When it was her turn to dance toward him, she looked at him crossly.
“Thought you weren't dancing,” she said, although she regretted it almost immediately, annoyed with herself for looking
like she cared even the tiniest bit that this grumpy, stupid old farmer would happily dance with some blond floozy but not with her. Then, suddenly, he caught her by the waist and spun her around, and she realized that her feet had lifted quite off the ground. She felt like thistledown as she flew through the air, her hair a sheet behind her, her dress flowing, and she looked up at him as she landed, but he just picked her up again as if she was nothing, and she flew once more and landed back perfectly in the exact same spot, and there was nothing to do except smile, and curtsy, and move on, although Nina found she hesitated, just a tad, and tried to hold his eye, but he was gone, and she didn't see him again for the rest of the night.
Nina and Surinder sat in the back of the truck that someone had commandeered to drive them home. It trundled through the morning mist toward the village, pink and gold alighting on the fields, the dew turning everything to a glistening web. It was, Nina was astonished to see, after four by the time the last of the fiddles was packed away, and girls everywhere were looking through the hay for their shoes. She was exhausted, but happily, wonderfully, down-to-the-bone dancing-and-laughing exhausted.

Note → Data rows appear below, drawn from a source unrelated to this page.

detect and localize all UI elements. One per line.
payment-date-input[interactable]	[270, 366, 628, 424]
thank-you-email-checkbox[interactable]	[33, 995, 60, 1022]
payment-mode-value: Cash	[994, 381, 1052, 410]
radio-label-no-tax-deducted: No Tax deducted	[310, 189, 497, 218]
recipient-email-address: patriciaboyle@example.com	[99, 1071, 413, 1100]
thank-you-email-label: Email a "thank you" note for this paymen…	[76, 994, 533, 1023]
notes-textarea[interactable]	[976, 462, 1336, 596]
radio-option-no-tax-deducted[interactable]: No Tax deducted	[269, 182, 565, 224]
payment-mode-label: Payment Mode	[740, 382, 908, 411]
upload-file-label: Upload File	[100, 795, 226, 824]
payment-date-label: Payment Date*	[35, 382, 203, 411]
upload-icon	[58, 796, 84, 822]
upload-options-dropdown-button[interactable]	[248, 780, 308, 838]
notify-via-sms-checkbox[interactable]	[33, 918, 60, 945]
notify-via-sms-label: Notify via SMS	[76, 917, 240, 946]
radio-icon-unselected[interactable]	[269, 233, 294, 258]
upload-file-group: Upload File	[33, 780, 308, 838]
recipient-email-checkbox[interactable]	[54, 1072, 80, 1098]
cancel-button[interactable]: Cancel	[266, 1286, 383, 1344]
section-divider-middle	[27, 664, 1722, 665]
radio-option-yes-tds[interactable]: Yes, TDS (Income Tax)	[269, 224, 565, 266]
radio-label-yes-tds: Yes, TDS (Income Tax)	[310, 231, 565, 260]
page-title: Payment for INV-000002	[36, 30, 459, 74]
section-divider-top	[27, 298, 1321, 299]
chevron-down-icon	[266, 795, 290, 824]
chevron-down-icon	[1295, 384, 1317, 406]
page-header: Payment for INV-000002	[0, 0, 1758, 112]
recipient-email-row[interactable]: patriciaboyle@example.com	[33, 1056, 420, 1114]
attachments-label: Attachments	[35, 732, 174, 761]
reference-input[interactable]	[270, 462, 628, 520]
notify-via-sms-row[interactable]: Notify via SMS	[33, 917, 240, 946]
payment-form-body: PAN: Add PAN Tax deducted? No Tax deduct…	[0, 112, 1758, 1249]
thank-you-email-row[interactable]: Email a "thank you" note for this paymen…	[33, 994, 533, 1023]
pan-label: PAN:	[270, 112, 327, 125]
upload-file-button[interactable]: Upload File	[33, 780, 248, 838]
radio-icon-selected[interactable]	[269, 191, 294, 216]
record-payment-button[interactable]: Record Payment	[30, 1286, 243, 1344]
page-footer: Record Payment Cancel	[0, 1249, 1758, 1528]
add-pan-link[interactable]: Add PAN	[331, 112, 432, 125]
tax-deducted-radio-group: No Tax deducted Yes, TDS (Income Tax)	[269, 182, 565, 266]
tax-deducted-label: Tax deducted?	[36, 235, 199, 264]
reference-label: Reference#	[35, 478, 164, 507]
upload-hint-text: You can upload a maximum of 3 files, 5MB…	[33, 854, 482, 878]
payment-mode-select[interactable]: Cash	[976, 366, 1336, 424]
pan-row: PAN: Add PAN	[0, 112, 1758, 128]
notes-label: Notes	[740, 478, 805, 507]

She realized quite quickly that Surinder wanted to sit next to Fat Tam, so she moved into the body of the cab, where there was a pile of three hairy men all fast asleep.
“They're going straight back to work,” said Archie, who was still awake, his shirt unbuttoned, his friendly freckled face beaming at her. “Me too.”
“Really?”
“Aye. No sleeping in for farmers.”
They were approaching the cobbled road down to Lennox's farm. Archie looked at her.
“This is my stop,” said Nina. “Thank you. Thank you so much for a wonderful evening. I really, really needed it.”
Archie leaned forward. “Can I . . . could I maybe . . .”
“No,” said Nina. “Thank you. Tonight was exactly what I needed. But I think . . . I think that was maybe all. Though you are a wonderful dance teacher.”
He smiled. “Thanks.” He looked at her. “You're not from around here.”